Call it destiny, chalk it up to dumb luck, or maybe it’s a case of fate playing fair, but guitarist Cristina Bishop’s and vocalist Sylvya NuVynska’s musical vision, Scarlet Sins, has given an industry cluttered with label cash-grabs and talentless two-chord wannabes a much needed kick in the head. Following a chance meeting in 2004, Bishop and NuVynska devoted all their energy from the start on transforming their passion for music into a living, breathing musical entity with a definite idea of where it wanted to go.
“I was dealing with a traumatic event in my life,” Bishop reveals. “The only comfort I found was in writing music. I poured myself into it and songs started flowing. Once I heard Sylvya’s voice, I knew we had to start a band.”
Working through the growing pains of establishing a sound and a solid line-up to execute it, the Scarlet Sins ranks were strengthened with the addition of bassist Tanya Nicklaus. The band’s work-in-progress Alice In Chains meets Black Sabbath gone Black Label Society delivery brought the Sinners noteworthy recognition throughout Ontario and Quebec, quickly turning them into a club staple in their Toronto stomping grounds. Mid-2007 saw the entrance of drummer Elie Bertrand, a skinbashing powerhouse despite her youth that sealed the deal and solidified Scarlet Sins’ musical direction.
The self-titled debut album issued in September 2007 is, quite simply, a feast of heavy guitar riffs, aggressive drums, melodic solos and dark grooves. A defiant mix of styles that stays within the realms of metal, there is something for every fan of distortion-heavy ear-scorching mayhem.
“The dark aspect of our music, I guess that comes from us putting all our anger, our angst and sadness into the songs,” says NuVynska, who carries the mood of the album with “one of the most unique female voices” according to Brave Words & Bloody Knuckles writer Carl Begai. “We put all our energy into that so it’s almost like therapy. We’re generally really happy people outside of those songs.”

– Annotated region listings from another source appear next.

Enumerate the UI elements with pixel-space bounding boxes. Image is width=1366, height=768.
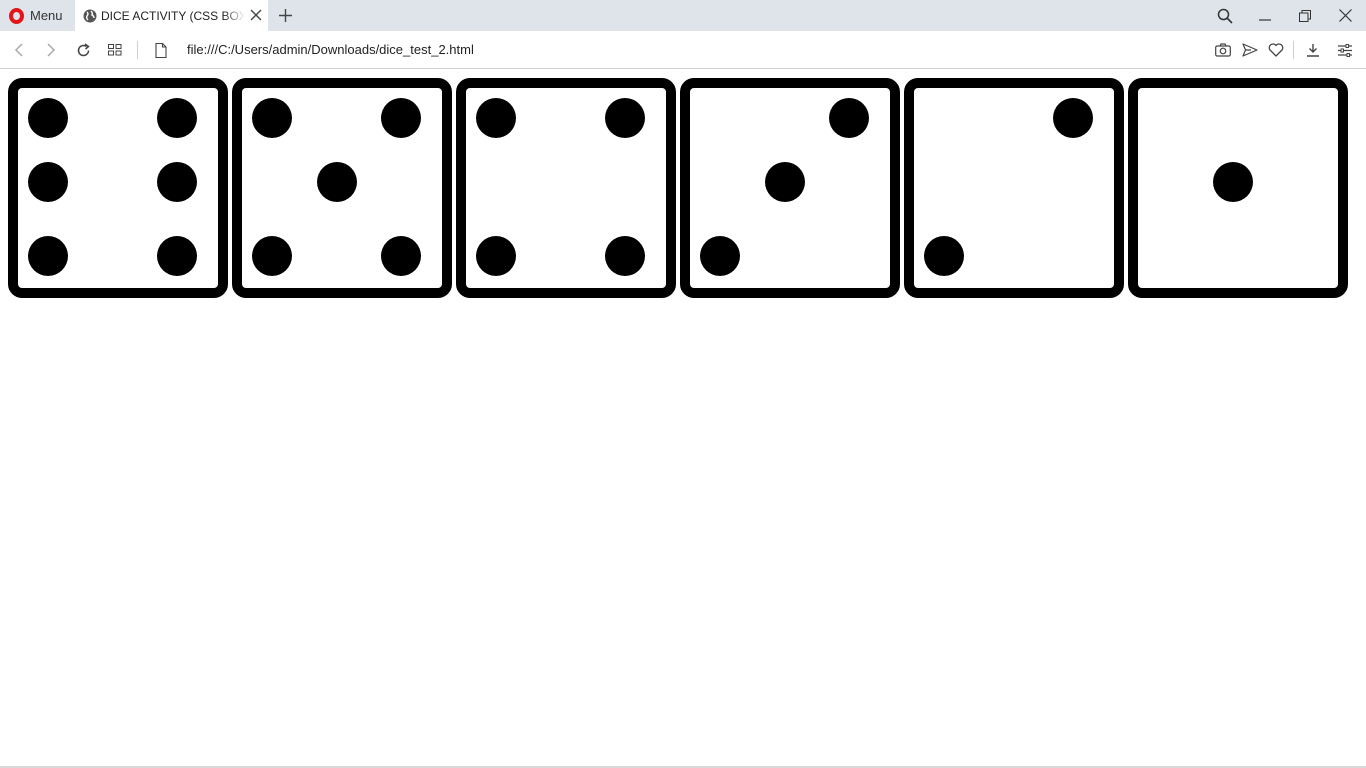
page-icon	[155, 42, 167, 58]
restore-button[interactable]	[1285, 0, 1325, 31]
reload-button[interactable]	[74, 41, 92, 59]
page-content	[0, 70, 1366, 766]
die-pip	[924, 236, 964, 276]
site-info-button[interactable]	[152, 41, 170, 59]
restore-icon	[1299, 9, 1311, 22]
die-pip	[1213, 162, 1253, 202]
send-icon	[1242, 43, 1258, 57]
tabs-grid-button[interactable]	[106, 41, 124, 59]
download-icon	[1307, 44, 1319, 57]
die-pip	[765, 162, 805, 202]
die-pip	[28, 236, 68, 276]
minimize-button[interactable]	[1245, 0, 1285, 31]
die-pip	[252, 236, 292, 276]
die-face-5	[232, 78, 452, 298]
search-tabs-button[interactable]	[1205, 0, 1245, 31]
back-icon	[14, 43, 23, 57]
opera-menu-button[interactable]: Menu	[0, 0, 74, 31]
die-pip	[829, 98, 869, 138]
tab-active[interactable]: DICE ACTIVITY (CSS BOX MODEL)	[75, 0, 268, 31]
tab-strip: Menu DICE ACTIVITY (CSS BOX MODEL)	[0, 0, 1366, 31]
die-pip	[28, 98, 68, 138]
die-pip	[476, 98, 516, 138]
back-button[interactable]	[10, 41, 28, 59]
bookmark-button[interactable]	[1267, 41, 1285, 59]
die-pip	[317, 162, 357, 202]
die-pip	[700, 236, 740, 276]
die-pip	[605, 236, 645, 276]
tab-title: DICE ACTIVITY (CSS BOX MODEL)	[101, 8, 245, 23]
window-close-button[interactable]	[1325, 0, 1365, 31]
die-pip	[381, 236, 421, 276]
snapshot-button[interactable]	[1214, 41, 1232, 59]
menu-label: Menu	[30, 8, 63, 23]
die-pip	[157, 236, 197, 276]
die-pip	[157, 98, 197, 138]
die-face-6	[8, 78, 228, 298]
tabs-grid-icon	[108, 44, 122, 56]
reload-icon	[77, 42, 90, 56]
die-pip	[28, 162, 68, 202]
forward-icon	[47, 43, 56, 57]
heart-icon	[1268, 43, 1284, 57]
die-pip	[381, 98, 421, 138]
send-to-flow-button[interactable]	[1241, 41, 1259, 59]
forward-button[interactable]	[42, 41, 60, 59]
toolbar-divider	[137, 41, 138, 59]
settings-icon	[1338, 43, 1352, 57]
die-face-3	[680, 78, 900, 298]
minimize-icon	[1259, 18, 1271, 21]
globe-icon	[83, 9, 97, 22]
die-face-4	[456, 78, 676, 298]
die-pip	[605, 98, 645, 138]
die-face-2	[904, 78, 1124, 298]
die-pip	[157, 162, 197, 202]
close-icon	[1338, 9, 1352, 22]
address-bar: file:///C:/Users/admin/Downloads/dice_te…	[0, 31, 1366, 69]
search-icon	[1217, 8, 1233, 24]
die-pip	[1053, 98, 1093, 138]
plus-icon[interactable]	[278, 8, 293, 23]
die-pip	[476, 236, 516, 276]
die-face-1	[1128, 78, 1348, 298]
die-pip	[252, 98, 292, 138]
opera-logo-icon	[9, 7, 24, 24]
toolbar-divider	[1293, 41, 1294, 59]
camera-icon	[1215, 43, 1231, 57]
easy-setup-button[interactable]	[1336, 41, 1354, 59]
close-icon[interactable]	[250, 9, 262, 21]
url-field[interactable]: file:///C:/Users/admin/Downloads/dice_te…	[187, 42, 474, 57]
downloads-button[interactable]	[1304, 41, 1322, 59]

Produced by Richard Chycki, who boasts a catalogue of work for acts including Rush, Aerosmith and Simple Plan to name only a few, the album is the equivalent of a sonic freight train. An album is only as good as its players, however, and Chycki agrees he had real talent to work with.
“Anyone that hears the Sins CD can’t believe it’s a bunch of girls,” he says. “That’s such a stereotype, isn’t it? Really, they’re simply a solid, energetic band with good songwriting. Given that they rock and don’t need to play the overt sex card at all.”

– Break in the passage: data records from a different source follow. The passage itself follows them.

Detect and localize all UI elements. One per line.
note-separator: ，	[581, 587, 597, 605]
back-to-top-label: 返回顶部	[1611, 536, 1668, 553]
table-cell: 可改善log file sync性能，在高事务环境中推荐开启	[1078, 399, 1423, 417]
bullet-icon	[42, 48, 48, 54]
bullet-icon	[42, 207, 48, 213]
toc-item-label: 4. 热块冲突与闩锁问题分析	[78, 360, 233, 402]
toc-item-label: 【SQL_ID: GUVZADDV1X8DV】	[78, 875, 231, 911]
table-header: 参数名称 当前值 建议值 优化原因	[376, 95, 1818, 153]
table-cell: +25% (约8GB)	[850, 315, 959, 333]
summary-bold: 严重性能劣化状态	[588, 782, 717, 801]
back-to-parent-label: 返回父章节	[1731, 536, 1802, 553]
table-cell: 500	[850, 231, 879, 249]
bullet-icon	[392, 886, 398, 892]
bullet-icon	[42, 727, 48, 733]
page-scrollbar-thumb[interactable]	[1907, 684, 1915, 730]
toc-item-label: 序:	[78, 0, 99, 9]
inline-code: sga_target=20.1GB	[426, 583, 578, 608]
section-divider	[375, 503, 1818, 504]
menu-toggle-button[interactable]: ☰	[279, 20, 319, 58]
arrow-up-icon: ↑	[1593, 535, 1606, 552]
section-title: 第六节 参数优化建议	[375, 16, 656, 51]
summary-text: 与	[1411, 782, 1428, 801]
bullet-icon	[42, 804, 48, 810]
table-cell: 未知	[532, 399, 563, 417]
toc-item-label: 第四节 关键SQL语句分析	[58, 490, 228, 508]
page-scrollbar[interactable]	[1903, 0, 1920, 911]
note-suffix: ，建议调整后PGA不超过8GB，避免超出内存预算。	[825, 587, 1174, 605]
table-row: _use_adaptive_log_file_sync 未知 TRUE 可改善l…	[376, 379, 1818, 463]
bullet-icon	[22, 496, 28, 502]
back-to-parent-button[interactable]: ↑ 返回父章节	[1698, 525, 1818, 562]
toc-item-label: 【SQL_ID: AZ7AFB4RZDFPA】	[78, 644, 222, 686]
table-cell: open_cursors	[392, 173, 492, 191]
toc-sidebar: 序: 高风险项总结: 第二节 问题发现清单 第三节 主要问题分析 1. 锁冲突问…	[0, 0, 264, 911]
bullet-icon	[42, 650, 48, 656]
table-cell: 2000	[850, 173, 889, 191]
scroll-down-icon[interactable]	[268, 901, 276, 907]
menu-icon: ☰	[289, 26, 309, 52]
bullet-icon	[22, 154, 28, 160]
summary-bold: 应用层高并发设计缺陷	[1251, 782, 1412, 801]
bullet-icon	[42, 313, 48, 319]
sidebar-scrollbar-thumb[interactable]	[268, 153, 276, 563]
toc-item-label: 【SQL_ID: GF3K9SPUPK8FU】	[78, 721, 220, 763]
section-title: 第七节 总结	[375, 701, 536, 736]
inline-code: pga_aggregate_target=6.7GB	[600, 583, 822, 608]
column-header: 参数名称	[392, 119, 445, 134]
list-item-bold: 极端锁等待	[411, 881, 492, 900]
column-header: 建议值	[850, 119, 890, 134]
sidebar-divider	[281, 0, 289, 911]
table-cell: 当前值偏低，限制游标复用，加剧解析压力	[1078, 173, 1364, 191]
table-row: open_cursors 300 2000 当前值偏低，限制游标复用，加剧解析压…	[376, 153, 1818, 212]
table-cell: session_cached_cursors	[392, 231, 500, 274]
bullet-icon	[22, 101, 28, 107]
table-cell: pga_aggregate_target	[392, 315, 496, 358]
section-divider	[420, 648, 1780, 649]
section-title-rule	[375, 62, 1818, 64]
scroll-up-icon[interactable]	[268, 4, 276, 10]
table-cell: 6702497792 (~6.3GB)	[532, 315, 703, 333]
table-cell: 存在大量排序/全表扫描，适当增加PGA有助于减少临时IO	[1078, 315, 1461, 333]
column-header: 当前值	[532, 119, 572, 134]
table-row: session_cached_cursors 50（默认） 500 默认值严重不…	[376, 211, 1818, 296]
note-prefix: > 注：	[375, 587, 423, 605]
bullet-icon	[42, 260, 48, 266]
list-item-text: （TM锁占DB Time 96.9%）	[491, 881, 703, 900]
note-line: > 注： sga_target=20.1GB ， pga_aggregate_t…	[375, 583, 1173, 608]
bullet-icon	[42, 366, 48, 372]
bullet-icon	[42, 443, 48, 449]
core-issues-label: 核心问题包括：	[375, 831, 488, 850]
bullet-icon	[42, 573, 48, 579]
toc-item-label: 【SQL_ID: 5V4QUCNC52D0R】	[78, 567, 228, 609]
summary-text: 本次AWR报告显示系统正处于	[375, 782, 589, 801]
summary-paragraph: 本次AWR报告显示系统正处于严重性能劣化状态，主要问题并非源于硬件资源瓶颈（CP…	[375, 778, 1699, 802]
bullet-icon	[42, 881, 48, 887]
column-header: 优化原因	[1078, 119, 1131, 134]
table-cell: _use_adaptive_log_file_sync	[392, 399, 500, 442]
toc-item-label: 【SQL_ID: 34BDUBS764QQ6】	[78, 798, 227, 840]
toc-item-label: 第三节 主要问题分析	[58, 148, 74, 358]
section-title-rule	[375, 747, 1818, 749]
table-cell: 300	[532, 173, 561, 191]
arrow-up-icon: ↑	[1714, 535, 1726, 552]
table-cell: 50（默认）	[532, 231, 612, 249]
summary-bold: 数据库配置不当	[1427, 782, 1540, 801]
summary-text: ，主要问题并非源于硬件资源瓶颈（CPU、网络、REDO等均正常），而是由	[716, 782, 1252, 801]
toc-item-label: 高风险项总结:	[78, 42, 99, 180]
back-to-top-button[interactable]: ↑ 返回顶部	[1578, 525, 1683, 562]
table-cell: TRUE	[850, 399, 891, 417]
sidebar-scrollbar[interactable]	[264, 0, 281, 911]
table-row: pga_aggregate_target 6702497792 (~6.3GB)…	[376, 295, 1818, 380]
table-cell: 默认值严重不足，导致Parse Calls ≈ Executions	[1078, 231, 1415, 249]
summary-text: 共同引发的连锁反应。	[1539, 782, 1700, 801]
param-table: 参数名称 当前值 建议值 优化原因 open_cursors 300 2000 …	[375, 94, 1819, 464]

Since the release of the album, Scarlet Sins have enjoyed recognition outside their regular haunts, and the buzz is getting louder. They put in two shows, including a headline spot, at the Powerbox Festival in Seattle, WA, sharing the stage with legendary metal queen Doro Pesch (ex-Warlock), Vixen and Kittie. Add to this, gigs supporting Buckcherry, Cypress Hill, Ill Scarlett, Helix, April Wine, and Anvil. In June 2008, the band was chosen from 600 Sonicbids applicants for a chance to open for Mötley Crüe at the Sarnia Bayfest in Sarnia, Ontario. Chosen by the Crüe themselves, no less, for a show attended by 16,000 people.
Music speaks for itself, but when it comes to Scarlet Sins, it shouts in your face.